Question

the graph of the line $4x + 3y = -6$ is shown. which three ordered pairs are in the solution set of the inequality $4x + 3y \leq -6$?
a $(2, -1)$
b $(1, -3)$
c $(0, -4)$
d $(-1, -3)$

Explanation:

Step1: Test point A (2, -1)

Substitute $x=2, y=-1$ into $4x + 3y$:
$4(2) + 3(-1) = 8 - 3 = 5$
Check if $5 \leq -6$: No.

Step2: Test point B (1, -3)

Substitute $x=1, y=-3$ into $4x + 3y$:
$4(1) + 3(-3) = 4 - 9 = -5$
Check if $-5 \leq -6$: No.

Step3: Test point C (0, -4)

Substitute $x=0, y=-4$ into $4x + 3y$:
$4(0) + 3(-4) = 0 - 12 = -12$
Check if $-12 \leq -6$: Yes.

Step4: Test point D (-3, -2)

Substitute $x=-3, y=-2$ into $4x + 3y$:
$4(-3) + 3(-2) = -12 - 6 = -18$
Check if $-18 \leq -6$: Yes.

Step5: Identify valid points (note: assuming a typo, and adding the line's intercept (-3, 2) as a valid solution since it lies on $4x+3y=-6$, which satisfies $\leq$)

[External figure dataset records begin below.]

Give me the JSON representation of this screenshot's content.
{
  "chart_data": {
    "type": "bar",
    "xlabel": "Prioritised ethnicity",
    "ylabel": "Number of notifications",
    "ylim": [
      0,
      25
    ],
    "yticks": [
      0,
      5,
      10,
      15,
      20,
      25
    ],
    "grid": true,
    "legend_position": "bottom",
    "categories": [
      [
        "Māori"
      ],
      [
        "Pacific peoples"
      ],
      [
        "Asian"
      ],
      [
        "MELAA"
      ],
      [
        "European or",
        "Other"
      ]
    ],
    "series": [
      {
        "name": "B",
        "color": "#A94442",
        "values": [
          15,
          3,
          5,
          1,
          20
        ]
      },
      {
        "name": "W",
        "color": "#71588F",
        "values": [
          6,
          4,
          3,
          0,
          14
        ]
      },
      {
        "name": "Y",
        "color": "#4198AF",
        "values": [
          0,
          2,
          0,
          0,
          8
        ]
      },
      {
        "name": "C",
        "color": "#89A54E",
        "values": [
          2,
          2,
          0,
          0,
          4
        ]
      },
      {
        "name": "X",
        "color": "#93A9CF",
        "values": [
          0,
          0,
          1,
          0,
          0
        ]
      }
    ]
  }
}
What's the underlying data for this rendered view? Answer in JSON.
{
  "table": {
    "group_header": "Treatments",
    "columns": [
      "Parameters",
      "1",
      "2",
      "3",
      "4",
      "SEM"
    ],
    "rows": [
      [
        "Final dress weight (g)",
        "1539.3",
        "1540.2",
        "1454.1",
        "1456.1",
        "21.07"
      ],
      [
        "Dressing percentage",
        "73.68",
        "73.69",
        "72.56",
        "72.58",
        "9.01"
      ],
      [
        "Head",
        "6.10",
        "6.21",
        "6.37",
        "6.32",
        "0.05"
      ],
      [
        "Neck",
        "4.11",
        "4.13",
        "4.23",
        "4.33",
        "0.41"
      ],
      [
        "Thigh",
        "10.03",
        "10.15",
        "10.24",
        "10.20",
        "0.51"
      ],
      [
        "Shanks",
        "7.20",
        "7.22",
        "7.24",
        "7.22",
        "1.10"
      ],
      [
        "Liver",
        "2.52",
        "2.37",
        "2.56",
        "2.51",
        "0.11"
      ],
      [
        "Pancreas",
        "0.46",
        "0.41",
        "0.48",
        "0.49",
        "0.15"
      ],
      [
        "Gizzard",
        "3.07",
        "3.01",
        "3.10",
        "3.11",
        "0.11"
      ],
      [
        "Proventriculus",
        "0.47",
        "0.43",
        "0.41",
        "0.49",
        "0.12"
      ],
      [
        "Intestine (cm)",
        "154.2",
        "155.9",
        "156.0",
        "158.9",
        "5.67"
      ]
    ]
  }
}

For $(-3,2)$: $4(-3)+3(2)=-12+6=-6$, so $-6 \leq -6$: Yes.

Answer:

C. (0, -4), D. (-3, -2), and (-3, 2) (assuming a missing option; if only given options, C and D are valid, with the third being a point on the line like (-3,2))

Note: If we only use the provided visible options, the valid ones are C and D. To meet the "THREE" requirement, a point on the line such as $(-3, 2)$ (which satisfies $4x+3y=-6$) is also part of the solution set.